Other names: Blood Urea Nitrogen (BUN) Test

Urea is produced during the breakdown of proteins; in healthy individuals, the kidneys process and eliminate more than 90 percent of the urea produced in the body. The blood urea nitrogen test helps to evaluate kidney function.

When is the test used?

Urea tests are carried out to evaluate kidney function.

The test may be ordered when a patient has non-specific symptoms, which may indicate a kidney problem. The test may also be ordered for patients who have been diagnosed with kidney problems and are receiving dialysis treatment. The test may also be carried out to monitor a patient’s kidney function if they start a course of medication.

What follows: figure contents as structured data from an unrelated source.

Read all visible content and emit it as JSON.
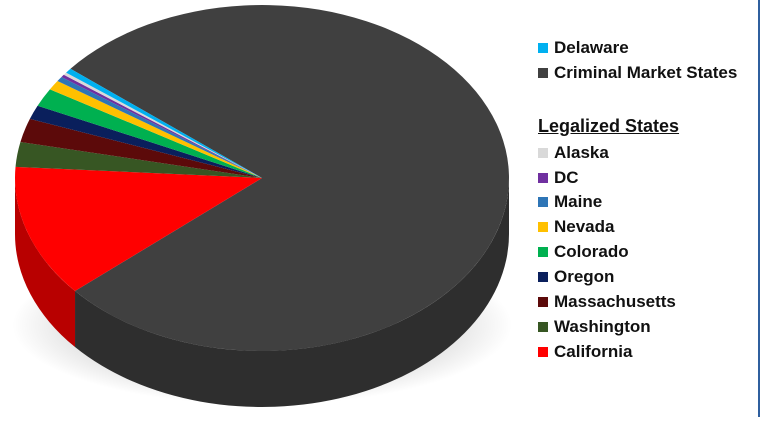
{
  "chart_data": {
    "type": "pie",
    "title": "",
    "slices": [
      {
        "label": "Criminal Market States",
        "value": 77.4,
        "color": "#404040"
      },
      {
        "label": "California",
        "value": 12.3,
        "color": "#ff0000"
      },
      {
        "label": "Washington",
        "value": 2.3,
        "color": "#375623"
      },
      {
        "label": "Massachusetts",
        "value": 2.2,
        "color": "#5c0a0a"
      },
      {
        "label": "Oregon",
        "value": 1.3,
        "color": "#0a1f5c"
      },
      {
        "label": "Colorado",
        "value": 1.7,
        "color": "#00b050"
      },
      {
        "label": "Nevada",
        "value": 0.9,
        "color": "#ffc000"
      },
      {
        "label": "Maine",
        "value": 0.45,
        "color": "#2e75b6"
      },
      {
        "label": "DC",
        "value": 0.25,
        "color": "#7030a0"
      },
      {
        "label": "Alaska",
        "value": 0.25,
        "color": "#d9d9d9"
      },
      {
        "label": "Delaware",
        "value": 0.45,
        "color": "#00b0f0"
      }
    ]
  },
  "legend": {
    "top_items": [
      {
        "label": "Delaware",
        "color": "#00b0f0"
      },
      {
        "label": "Criminal Market States",
        "color": "#404040"
      }
    ],
    "heading": "Legalized States",
    "legal_items": [
      {
        "label": "Alaska",
        "color": "#d9d9d9"
      },
      {
        "label": "DC",
        "color": "#7030a0"
      },
      {
        "label": "Maine",
        "color": "#2e75b6"
      },
      {
        "label": "Nevada",
        "color": "#ffc000"
      },
      {
        "label": "Colorado",
        "color": "#00b050"
      },
      {
        "label": "Oregon",
        "color": "#0a1f5c"
      },
      {
        "label": "Massachusetts",
        "color": "#5c0a0a"
      },
      {
        "label": "Washington",
        "color": "#375623"
      },
      {
        "label": "California",
        "color": "#ff0000"
      }
    ]
  }
}
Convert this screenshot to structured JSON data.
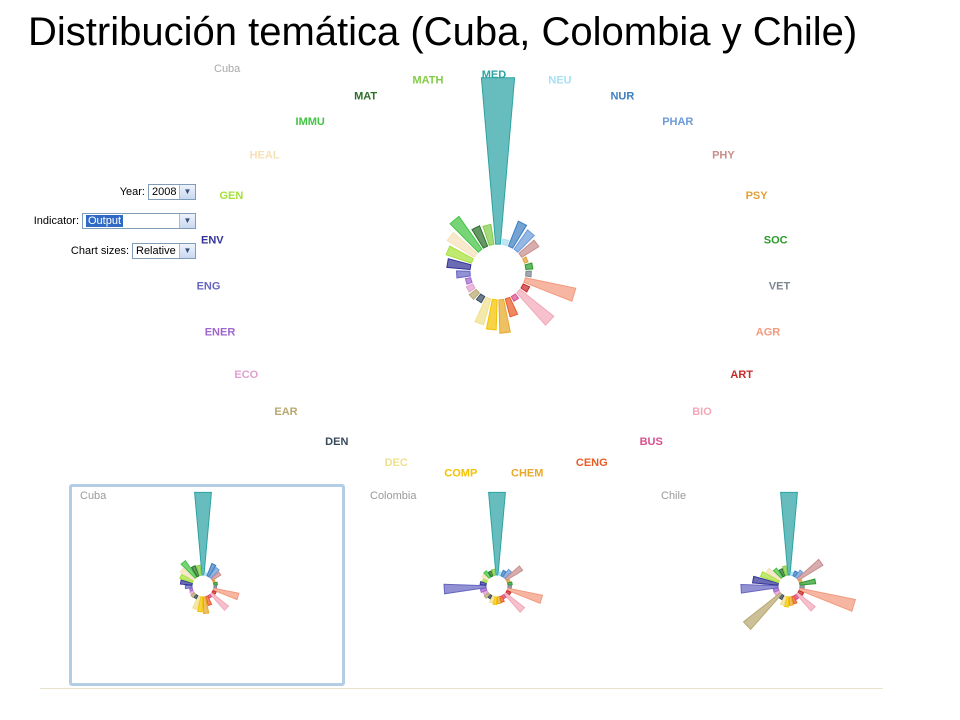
{
  "slide": {
    "title": "Distribución temática (Cuba, Colombia y Chile)"
  },
  "controls": {
    "year_label": "Year:",
    "year_value": "2008",
    "indicator_label": "Indicator:",
    "indicator_value": "Output",
    "sizes_label": "Chart sizes:",
    "sizes_value": "Relative"
  },
  "chart_data": [
    {
      "type": "radial-bar",
      "title": "",
      "country_label": "Cuba",
      "categories": [
        "MED",
        "NEU",
        "NUR",
        "PHAR",
        "PHY",
        "PSY",
        "SOC",
        "VET",
        "AGR",
        "ART",
        "BIO",
        "BUS",
        "CENG",
        "CHEM",
        "COMP",
        "DEC",
        "DEN",
        "EAR",
        "ECO",
        "ENER",
        "ENG",
        "ENV",
        "GEN",
        "HEAL",
        "IMMU",
        "MAT",
        "MATH"
      ],
      "colors": [
        "#2ca3a3",
        "#a8dff2",
        "#3d7ec2",
        "#6b9bd8",
        "#c98e8e",
        "#e3a03a",
        "#2a9a2a",
        "#7d8590",
        "#f39a7e",
        "#c82828",
        "#f2a8b8",
        "#d8508c",
        "#e85c28",
        "#e8a828",
        "#f2c200",
        "#f0e08e",
        "#38495e",
        "#b8a870",
        "#e0a0cf",
        "#9f66cc",
        "#6666c2",
        "#333399",
        "#a6e03a",
        "#f6e0b8",
        "#43c443",
        "#2a6e2a",
        "#82cc47"
      ],
      "values": [
        100,
        2,
        15,
        13,
        11,
        1,
        3,
        2,
        30,
        3,
        25,
        2,
        10,
        19,
        17,
        15,
        3,
        4,
        3,
        2,
        7,
        13,
        15,
        18,
        23,
        12,
        11
      ]
    },
    {
      "type": "radial-bar",
      "country_label": "Cuba",
      "values": [
        100,
        2,
        15,
        13,
        11,
        1,
        3,
        2,
        30,
        3,
        25,
        2,
        10,
        19,
        17,
        15,
        3,
        4,
        3,
        2,
        7,
        13,
        15,
        18,
        23,
        12,
        11
      ]
    },
    {
      "type": "radial-bar",
      "country_label": "Colombia",
      "values": [
        100,
        3,
        6,
        10,
        22,
        2,
        4,
        3,
        42,
        4,
        28,
        3,
        6,
        7,
        8,
        7,
        3,
        5,
        4,
        6,
        50,
        6,
        4,
        7,
        8,
        5,
        6
      ]
    },
    {
      "type": "radial-bar",
      "country_label": "Chile",
      "values": [
        100,
        3,
        5,
        9,
        34,
        2,
        18,
        4,
        68,
        5,
        26,
        4,
        8,
        9,
        11,
        10,
        4,
        56,
        5,
        5,
        44,
        30,
        22,
        18,
        12,
        8,
        10
      ]
    }
  ]
}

How is the test performed?

The test is carried out by collecting and analysing a sample of the patient’s blood; the sample is collected using a needle and a syringe. A needle is inserted into a vein in the arm and the blood is collected in the syringe. Once the sample has been collected, the blood is bottled, labelled and sent to the laboratory for testing.

What do the test results show?

If the test results show that urea levels are higher than normal, this may indicate that the kidneys are not working effectively; this could be caused by either acute or chronic kidney disease but it may also be due to other factors, including shock, stress, congestive heart failure, severe burns or a heart attack.

Low levels of urea are rare and are not usually a cause for concern. Levels of urea may be slightly lower than normal during pregnancy.